I usually focus on the ways the tribe of Manhattan women with kids I study is different from other moms across the country and around the world. But in June I am reminded of the many similarities between contemporary privileged Manhattan childhood and motherhood and regular old childhood and motherhood in the midwest where I grew up several decades ago.
When I was a kid, women with kids who didn’t work outside the house were called “homemakers” or “housewives.” Today in New York City, a highly competitive ecological niche where certain resources–spots in elite schools and in the practices of excellent pediatricians, for example–are scarce, motherhood has been “professionalized.” Women with MBAs, women who have had high powered careers, women who went to very competitive universities and did exceedingly well, bring all that focus to the job of advocating for their children.
And this has changed up motherhood, and childhood, in remarkable ways. When I was a child, a good mother, per Dr. Benjamin Spock’s explicit directive, did her own thing in the house for part of every day. It was believed to foster independence in children. Spock urged mothers, in earlier editions of his Baby and Child Care, to play bridge, talk on the phone or watch a soap opera (yep, it was the 50s and early 60s!) for an hour or two every day. Kids could play in their rooms or the basement or the backyard. They could, Dr. Spock said, amuse themselves. And they should. And a good mother left them alone to do just that.

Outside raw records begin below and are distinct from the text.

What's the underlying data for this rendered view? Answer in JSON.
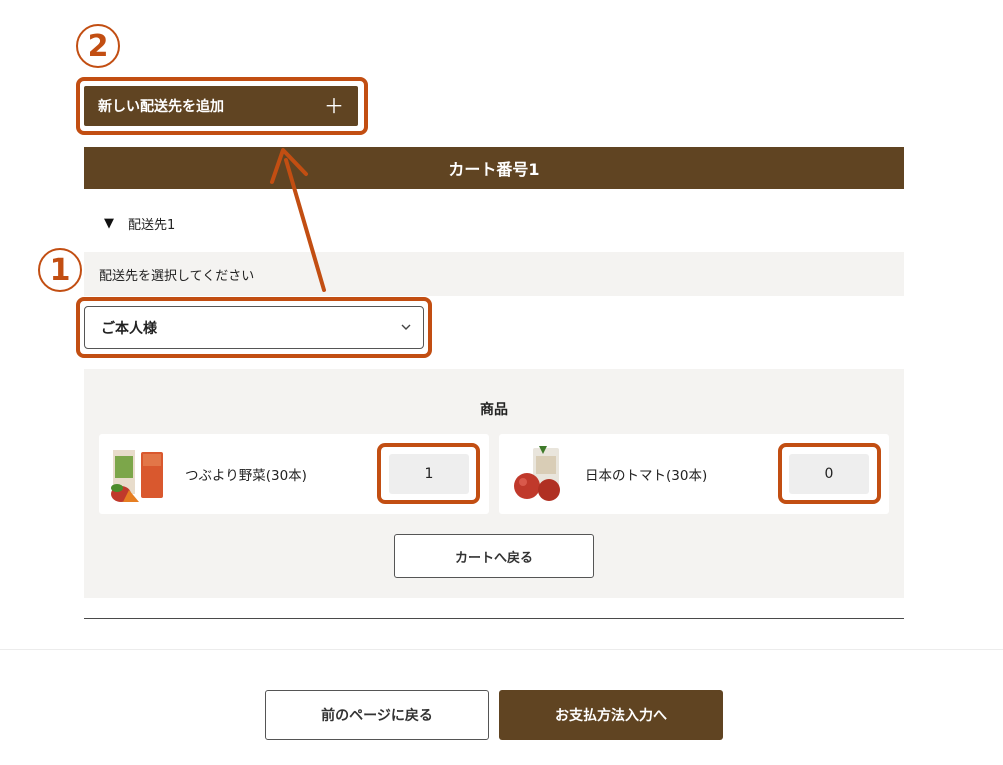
{
  "annotations": {
    "step_1": "1",
    "step_2": "2",
    "accent_color": "#c24e12"
  },
  "add_address": {
    "label": "新しい配送先を追加",
    "icon": "plus-icon"
  },
  "cart": {
    "header": "カート番号1",
    "address_toggle": "配送先1",
    "select_label": "配送先を選択してください",
    "selected_address": "ご本人様"
  },
  "products": {
    "title": "商品",
    "items": [
      {
        "name": "つぶより野菜(30本)",
        "quantity": "1",
        "image": "vegetable-juice-product-image"
      },
      {
        "name": "日本のトマト(30本)",
        "quantity": "0",
        "image": "tomato-juice-product-image"
      }
    ],
    "back_to_cart": "カートへ戻る"
  },
  "footer": {
    "prev_label": "前のページに戻る",
    "next_label": "お支払方法入力へ"
  },
  "colors": {
    "brand": "#604422",
    "panel": "#f4f3f1"
  }
}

Fast forward to today, when failing to nurture your child on every imaginable measure and enrich him in every possible way is considered neglect. Many of the women I know taught their own children to read; take them to enriching museums and libraries and art exhibits after school; take them to more museum art and science classes and bake with them to teach them fractions on the weekend; and on and on. Is it bad for kids? I will concede that it’s probably better for them than being on an iPad all weekend. But is it extremely depleting for mothers to be adjunct or even primary teachers, OTs, coaches, art consultants and more for their kids? You bet. The sociologist Sharon Hays calls it “intensive motherhood”–a gendered ideology that dictates that women should spend enormous amounts of time, energy, and money on childrearing, and that failing to do so is failing to be a good mother. This cultural shift prompted Jennifer Senior, author of All Joy and No Fun: the Paradox of Modern Parenthood, to observe that children, who once worked for us, are now our bosses.
You feel it here in June. If you have more than one child, you can count on at least a dozen end-of-school year events in the weeks leading up to the end of the school year, usually in early to mid June. There might be an end of year concert, an end of year potluck lunch, an end of year field day, an end of year dance recital or play and an end of year picnic, all in addition to the graduation or “stepping up” ceremony.
I feel I understand my mother a little better when I go to all these things. It’s fun and a privilege to watch one’s children grow up and fledge from one grade to another. But like all things in Manhattan, the way we do it is excessive, and it’s draining on parents–usually on the mommies who attend most of the events if both parents can’t. Q: What’s the difference between a housewife of the 1960s and a “professional mother” today? Or a mother who has a profession and is also a professional mother? A: One feels guiltier than the other.